Figure 2. Human and murine APP metabolite levels and Aβ plaque burden in the brains of Tg2576 mice following m3.2 immunotherapy

(A, left panels) Western blot analysis of total APP (both human and murine; detected by C1/6.1 from homogenate samples), both murine APP and sAPPα (detected by m3.2 from homogenate samples), murine sAPPα alone (detected by m3.2 from diethylamine (DEA)-extracted samples) and human sAPPα levels (detected by 6E10 from DEA-extracted samples) in brains of Tg2576 and non-tg mice injected with either m3.2 or control antibody. (A, right panels) Western blots of brain homogenates probed with m3.2 or 6E10 showing murine and human Aβ levels, respectively. Brain GFAP expression is shown by Western blot analysis in the bottom right panel. (B) ELISA measurement of formic acid-extracted murine Aβ40 and murine Aβ42 (left graph) and human Aβ40 and human Aβ42 (right graph) in Tg2576 mouse brains in m3.2-injected mice (n=7) compared to controls (n=6). (C) Thioflavin S staining of amyloid plaques in the cortex (upper panels) and hippocampus (lower panels) of Tg2576 mouse brains, comparing m3.2-injected (right panels) with control-antibody-injected mice (left panels). (D) Quantification of Thioflavin S positive plaque area in these mice (n=7, m3.2-injected mice and n=6, controls). Immunolabeling with anti-GFAP (E) and anti-ubiquitin (F) antibodies of representative brain coronal sections showing the cortex and hippocampus of m3.2-injected Tg2576 mice compared to control-antibody injected mice. *p<0.05; ** p<0.01; ***p<0.001.

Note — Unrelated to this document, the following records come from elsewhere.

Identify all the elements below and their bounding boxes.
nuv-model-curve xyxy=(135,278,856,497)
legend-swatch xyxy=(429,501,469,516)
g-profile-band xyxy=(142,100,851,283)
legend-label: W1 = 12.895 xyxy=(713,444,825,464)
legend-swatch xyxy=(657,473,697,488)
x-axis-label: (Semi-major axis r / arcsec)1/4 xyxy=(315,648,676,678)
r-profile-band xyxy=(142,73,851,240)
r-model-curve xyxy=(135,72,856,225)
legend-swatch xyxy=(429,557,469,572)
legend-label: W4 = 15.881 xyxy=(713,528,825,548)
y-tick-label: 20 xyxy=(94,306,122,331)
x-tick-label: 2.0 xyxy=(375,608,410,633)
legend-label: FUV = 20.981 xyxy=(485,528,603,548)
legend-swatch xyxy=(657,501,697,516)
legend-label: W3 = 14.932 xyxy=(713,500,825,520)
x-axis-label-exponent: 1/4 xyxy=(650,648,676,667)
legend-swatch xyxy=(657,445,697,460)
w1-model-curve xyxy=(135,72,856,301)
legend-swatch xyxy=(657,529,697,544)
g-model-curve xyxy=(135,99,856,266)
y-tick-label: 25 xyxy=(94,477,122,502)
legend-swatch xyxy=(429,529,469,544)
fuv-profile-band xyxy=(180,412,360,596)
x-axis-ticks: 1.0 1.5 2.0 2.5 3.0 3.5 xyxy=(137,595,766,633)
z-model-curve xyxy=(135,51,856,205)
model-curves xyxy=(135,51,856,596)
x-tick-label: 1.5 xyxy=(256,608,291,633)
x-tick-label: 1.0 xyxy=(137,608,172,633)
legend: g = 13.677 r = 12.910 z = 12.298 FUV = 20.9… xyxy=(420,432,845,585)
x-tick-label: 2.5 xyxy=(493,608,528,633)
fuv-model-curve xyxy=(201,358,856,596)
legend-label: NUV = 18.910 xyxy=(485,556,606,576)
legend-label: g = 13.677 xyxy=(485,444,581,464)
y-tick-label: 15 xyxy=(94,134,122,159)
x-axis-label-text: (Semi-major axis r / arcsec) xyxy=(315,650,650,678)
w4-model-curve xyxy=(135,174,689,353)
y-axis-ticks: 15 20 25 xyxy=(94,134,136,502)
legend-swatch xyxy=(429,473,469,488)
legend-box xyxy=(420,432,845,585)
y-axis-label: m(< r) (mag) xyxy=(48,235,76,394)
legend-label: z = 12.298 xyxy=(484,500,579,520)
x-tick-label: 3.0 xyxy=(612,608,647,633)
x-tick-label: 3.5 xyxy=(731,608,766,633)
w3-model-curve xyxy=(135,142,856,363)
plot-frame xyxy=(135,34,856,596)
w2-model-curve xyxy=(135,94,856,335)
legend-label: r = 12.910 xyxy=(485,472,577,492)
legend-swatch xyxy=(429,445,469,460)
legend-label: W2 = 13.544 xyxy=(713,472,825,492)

Figure 3. Rescue of behavioral deficits in Tg2576 mice following m3.2 immunotherapy

(A) Odor habituation measurements of m3.2-injected Tg2576 mice (n=7) compared to control-injected Tg2576 mice (n=9). m3.2-injected (n=6) and control-injected (n=9) non-tg mice were also analyzed for comparison. (B) Nesting behavioural test analysis of the same groups of mice (see Supplemental Figure 1). *p<0.05; ** p<0.01; ***p<0.001.